Na ponta da língua
Começou oficialmente o delírio tomateiro do Verão tardio
Os tomates prematuros têm, pelo menos, o condão de nos fazer esquecer, todos os anos, a bondade gustativa do tomate. Ainda estamos em Agosto mas o tomate coração-de-boi (a que os espanhóis chamam huevo de toro), que já está profundamente saboroso, ainda vai melhorar.
No El País de dia 15 contava-se que a grande actriz Victoria Abril terá pago 305 euros pela caixa dos melhores tomates huevo de toro no primeiro grande concurso de tomates de Guadalhorce, no concelho de Málaga. A fotografia mostra uns belíssimos tomates, devidamente amadurecidos. Victoria Abril diz que estes tomates "curam" e que "comê-los é como voltar ao passado". Acrescenta ainda que é um tomate "que já não se encontra em parte nenhuma".

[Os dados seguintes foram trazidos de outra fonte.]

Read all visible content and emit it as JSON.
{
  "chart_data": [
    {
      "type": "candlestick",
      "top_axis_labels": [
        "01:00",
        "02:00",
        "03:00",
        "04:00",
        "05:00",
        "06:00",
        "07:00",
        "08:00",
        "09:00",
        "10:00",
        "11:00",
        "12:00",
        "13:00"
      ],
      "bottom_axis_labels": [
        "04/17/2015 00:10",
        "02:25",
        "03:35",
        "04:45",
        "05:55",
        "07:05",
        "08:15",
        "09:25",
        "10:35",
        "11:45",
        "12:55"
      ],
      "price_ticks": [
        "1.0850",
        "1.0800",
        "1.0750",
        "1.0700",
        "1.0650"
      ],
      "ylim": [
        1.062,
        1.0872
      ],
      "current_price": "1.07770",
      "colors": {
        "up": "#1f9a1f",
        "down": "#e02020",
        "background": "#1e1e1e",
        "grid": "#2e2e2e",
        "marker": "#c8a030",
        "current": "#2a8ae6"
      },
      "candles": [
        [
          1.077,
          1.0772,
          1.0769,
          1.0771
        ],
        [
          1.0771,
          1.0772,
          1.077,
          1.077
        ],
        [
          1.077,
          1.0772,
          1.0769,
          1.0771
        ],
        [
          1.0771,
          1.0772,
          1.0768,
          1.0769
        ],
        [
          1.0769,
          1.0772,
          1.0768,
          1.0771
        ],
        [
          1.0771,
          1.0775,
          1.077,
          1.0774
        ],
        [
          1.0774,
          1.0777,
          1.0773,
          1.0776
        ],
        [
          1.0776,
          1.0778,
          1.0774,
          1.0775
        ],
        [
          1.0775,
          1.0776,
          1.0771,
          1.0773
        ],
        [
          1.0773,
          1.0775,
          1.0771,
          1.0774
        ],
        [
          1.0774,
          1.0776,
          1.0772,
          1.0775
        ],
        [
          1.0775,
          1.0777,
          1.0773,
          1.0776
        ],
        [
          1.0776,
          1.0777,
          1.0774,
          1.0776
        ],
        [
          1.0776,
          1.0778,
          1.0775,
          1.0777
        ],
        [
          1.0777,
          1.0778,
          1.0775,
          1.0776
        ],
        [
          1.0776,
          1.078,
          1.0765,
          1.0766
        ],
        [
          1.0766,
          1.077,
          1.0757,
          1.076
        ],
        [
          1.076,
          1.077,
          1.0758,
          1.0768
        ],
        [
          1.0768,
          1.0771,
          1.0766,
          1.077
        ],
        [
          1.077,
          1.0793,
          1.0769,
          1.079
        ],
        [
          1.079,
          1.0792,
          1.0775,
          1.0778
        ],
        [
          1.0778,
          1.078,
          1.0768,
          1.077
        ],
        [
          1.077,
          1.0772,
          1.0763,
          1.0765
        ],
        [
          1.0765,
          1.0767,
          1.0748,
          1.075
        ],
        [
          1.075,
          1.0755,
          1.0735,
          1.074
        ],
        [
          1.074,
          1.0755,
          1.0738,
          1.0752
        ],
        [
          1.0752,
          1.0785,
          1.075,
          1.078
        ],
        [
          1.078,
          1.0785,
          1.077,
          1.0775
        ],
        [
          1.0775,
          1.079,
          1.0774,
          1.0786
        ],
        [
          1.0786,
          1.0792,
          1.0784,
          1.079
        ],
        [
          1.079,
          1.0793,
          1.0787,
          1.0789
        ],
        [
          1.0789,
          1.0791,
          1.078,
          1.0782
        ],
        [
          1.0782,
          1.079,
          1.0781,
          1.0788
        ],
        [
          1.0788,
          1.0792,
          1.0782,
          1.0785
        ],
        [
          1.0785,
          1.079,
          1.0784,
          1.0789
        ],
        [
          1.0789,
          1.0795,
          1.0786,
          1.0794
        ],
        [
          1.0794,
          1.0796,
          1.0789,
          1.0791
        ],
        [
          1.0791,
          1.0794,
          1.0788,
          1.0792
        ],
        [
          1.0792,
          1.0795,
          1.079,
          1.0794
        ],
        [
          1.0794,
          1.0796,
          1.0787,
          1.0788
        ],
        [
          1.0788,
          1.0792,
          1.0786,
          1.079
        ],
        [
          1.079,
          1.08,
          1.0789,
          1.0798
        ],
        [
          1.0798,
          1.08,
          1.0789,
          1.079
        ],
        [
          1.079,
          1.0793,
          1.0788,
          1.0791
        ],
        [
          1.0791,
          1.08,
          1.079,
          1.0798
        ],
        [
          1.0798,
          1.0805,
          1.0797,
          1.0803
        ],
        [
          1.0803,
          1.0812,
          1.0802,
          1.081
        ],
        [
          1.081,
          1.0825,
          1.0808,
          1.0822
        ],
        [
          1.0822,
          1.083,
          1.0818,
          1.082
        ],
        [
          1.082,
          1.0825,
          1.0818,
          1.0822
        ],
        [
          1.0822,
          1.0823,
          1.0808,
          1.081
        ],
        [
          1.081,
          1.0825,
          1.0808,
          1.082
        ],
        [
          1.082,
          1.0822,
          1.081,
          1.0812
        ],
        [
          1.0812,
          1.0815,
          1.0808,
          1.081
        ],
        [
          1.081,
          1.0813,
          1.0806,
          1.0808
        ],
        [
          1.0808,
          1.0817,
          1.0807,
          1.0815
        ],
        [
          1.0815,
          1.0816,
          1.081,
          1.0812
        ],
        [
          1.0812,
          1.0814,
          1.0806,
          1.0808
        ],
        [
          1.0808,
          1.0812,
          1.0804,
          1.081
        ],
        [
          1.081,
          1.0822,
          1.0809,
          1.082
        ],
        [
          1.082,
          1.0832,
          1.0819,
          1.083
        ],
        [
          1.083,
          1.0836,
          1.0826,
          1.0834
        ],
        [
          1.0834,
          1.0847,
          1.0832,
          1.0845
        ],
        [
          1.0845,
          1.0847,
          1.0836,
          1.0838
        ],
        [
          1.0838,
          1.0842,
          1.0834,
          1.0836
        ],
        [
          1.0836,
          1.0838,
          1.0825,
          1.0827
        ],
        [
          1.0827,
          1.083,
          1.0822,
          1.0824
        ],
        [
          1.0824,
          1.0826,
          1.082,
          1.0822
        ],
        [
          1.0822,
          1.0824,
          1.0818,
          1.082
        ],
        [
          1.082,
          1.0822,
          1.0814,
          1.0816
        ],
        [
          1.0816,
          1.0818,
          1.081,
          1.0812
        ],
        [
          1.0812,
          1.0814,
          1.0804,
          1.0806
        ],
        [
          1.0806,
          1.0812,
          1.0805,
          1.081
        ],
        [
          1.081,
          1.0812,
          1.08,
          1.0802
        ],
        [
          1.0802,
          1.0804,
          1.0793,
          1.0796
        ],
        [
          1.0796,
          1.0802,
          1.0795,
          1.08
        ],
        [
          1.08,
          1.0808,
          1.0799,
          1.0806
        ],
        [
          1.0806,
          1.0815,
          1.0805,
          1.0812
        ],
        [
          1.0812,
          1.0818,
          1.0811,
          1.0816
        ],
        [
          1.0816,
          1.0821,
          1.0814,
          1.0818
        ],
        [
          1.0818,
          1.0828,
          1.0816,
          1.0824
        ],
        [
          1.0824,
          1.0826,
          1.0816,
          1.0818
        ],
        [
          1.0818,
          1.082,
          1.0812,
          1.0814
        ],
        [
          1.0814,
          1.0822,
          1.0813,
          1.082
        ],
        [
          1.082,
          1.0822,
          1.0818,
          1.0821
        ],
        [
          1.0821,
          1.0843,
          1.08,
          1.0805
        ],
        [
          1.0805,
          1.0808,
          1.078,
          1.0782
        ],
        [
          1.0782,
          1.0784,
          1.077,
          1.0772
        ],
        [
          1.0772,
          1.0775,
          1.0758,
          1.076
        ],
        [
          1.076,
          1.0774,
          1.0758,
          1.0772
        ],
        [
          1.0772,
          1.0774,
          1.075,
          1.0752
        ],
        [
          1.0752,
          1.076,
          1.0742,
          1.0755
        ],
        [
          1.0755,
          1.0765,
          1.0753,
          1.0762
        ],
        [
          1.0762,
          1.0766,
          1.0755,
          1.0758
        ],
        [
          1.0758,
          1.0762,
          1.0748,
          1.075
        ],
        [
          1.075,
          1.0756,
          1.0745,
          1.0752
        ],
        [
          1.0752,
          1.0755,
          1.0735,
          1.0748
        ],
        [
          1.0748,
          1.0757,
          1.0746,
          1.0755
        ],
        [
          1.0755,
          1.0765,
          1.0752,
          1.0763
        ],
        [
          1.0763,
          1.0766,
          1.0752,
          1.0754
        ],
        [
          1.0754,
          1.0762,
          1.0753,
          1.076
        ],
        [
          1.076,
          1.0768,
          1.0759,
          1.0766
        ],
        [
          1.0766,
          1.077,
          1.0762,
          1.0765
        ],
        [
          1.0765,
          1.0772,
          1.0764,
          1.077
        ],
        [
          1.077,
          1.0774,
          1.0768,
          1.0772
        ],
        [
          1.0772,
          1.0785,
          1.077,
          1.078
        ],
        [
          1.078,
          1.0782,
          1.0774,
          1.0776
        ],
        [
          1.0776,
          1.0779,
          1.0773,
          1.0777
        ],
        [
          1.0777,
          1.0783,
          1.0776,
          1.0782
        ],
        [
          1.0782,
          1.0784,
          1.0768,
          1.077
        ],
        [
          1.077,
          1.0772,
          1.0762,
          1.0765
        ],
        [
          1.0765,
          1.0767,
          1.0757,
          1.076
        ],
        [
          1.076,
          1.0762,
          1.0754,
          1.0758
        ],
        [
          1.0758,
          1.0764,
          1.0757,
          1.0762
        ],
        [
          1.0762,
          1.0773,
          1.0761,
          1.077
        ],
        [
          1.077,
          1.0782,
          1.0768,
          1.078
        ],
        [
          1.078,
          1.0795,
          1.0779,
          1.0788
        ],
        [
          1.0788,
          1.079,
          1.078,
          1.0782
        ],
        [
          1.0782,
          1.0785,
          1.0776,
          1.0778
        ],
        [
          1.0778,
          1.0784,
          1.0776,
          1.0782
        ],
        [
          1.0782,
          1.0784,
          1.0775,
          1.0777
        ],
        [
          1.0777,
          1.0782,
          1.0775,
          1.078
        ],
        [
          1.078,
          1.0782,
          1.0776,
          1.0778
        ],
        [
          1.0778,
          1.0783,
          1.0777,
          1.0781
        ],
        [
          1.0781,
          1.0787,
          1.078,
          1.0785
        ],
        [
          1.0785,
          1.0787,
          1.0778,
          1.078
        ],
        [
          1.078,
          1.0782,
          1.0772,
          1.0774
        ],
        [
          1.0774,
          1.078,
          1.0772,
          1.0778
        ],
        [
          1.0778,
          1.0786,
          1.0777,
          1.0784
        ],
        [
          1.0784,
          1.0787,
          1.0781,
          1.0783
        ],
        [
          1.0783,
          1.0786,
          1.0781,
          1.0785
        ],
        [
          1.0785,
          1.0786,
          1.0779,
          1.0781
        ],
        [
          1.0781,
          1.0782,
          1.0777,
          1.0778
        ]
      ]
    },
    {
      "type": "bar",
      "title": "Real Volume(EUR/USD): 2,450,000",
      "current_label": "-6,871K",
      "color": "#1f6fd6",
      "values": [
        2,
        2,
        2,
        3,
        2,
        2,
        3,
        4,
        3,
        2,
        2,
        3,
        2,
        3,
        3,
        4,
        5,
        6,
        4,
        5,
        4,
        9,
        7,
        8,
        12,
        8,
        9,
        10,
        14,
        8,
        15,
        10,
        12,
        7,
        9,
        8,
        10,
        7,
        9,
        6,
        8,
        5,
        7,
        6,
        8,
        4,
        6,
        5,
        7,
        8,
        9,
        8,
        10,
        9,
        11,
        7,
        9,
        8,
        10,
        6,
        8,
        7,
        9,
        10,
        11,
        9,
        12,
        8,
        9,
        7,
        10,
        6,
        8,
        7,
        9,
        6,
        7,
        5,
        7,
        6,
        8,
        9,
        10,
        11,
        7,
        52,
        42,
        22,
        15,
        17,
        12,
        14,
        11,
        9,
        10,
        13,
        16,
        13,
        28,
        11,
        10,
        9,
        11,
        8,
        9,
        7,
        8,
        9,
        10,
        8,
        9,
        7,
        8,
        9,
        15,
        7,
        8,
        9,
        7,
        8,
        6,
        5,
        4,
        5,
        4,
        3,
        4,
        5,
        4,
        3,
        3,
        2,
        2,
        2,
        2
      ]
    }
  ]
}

Está bem, está. O fim-de-semana passado, na feira de Almoçageme, o que era impossível era não encontrá-los. Foram, aliás, a consolação da trágica escassez de pêssegos-rosa. Há quem lhes chame "tomate saloio", "tomate antigo" ou mesmo "tomate-tomate". Os ingleses e americanos chamam-lhe beefsteak.
Mas as coisas não são tão simples. Para já são todos diferentes uns dos outros, chegando às mais barrocas configurações. Uns são mais cor-de-rosa do que encarnados. Quase não cabem numa mão e é preciso escolhê-los um a um, como as jóias que são.
Também é por agora que os raminhos de orégãos secos estão no pico aromático. Eis quanto basta para chegar ao paraíso tomateiro: dois tomates gigantes, uma cebola cortada às fatias, bom azeite, bom vinagre de vinho branco, flor do sal e umas aparas de orégãos sacudidas do ramo.
Uma grande salada de tomate é um dos melhores pratos que há. Nesta altura é a omolete que faz de acompanhamento. Até uns jaquinzinhos, se os encontrar, são forçados a ocupar uma posição subalterna.
Na loucura dos corações de boi, foi com grande sorte que vi apanhar uns tomates-maçã dos mais pequenos e perfeitos que já vi. Só de olhar para eles sossegava-se. Nunca vi tomates tão bonitos. O maior espanto foi o sabor deles: ainda eram mais intensamente atomatado do que os corações de boi.
É difícil acreditar que o tomate só chegou à Europa, vindo da América do Sul, no século XVI. Também pertence à família venenosa das
beladonas: espreite o site Tomatoes Are Evil caso queira ver o outro lado da questão. O veneno está no caule e nas folhas, tal como acontece com a prima: a batata.
Um erro terrível que vem em todos os livros de cozinha é acrescentar um bocadinho de açúcar quando se cozinha tomate. Quando o tomate é bom não só não precisa de açúcar como sofre com isso. O equilíbrio de doçura e o toque de acidez já estão no tomate em si.
No tempo do tomate come-se tanto o tomate cru como cozinhado. Aparece no centro de todas as refeições. No sábado passado, a Maria João fez uma tomatada onde caíram dez quilos de tomates coração de boi.
Bastaram dois dentes de alho, duas cebolas, um fio de azeite, um pimento verde acabado de arrancar e uma malagueta fresca e...quatro horas a apurar e a mexer.
A vantagem é poder-se congelar em tupperwares. Incrivelmente, nada se perde quando se descongela e aquece. Porque é no frenesim tomateiro que nos lembramos mais vivamente do longo, longo ano - de Outubro a Agosto - sem tomates a sério.
O doce de tomate é outra tentação. É quando se prova uma colherada que se percebe finalmente que o tomate é um fruto.
Também tentamos fazer todos os pratos que levam tomate. Faz-se um bom arroz de tomate com tomate assim-assim mas, quando o tomate é sublime, o arroz ascende com ele.
Mas quem é que pode pensar em arrozes quando o tomate ainda é novidade? O que apetece mesmo são saladas monstruosas de tomate, em travessas que ocupam meia mesa. Quando se acaba de comer, ainda resta o molho: um gaspacho automático. E divinal.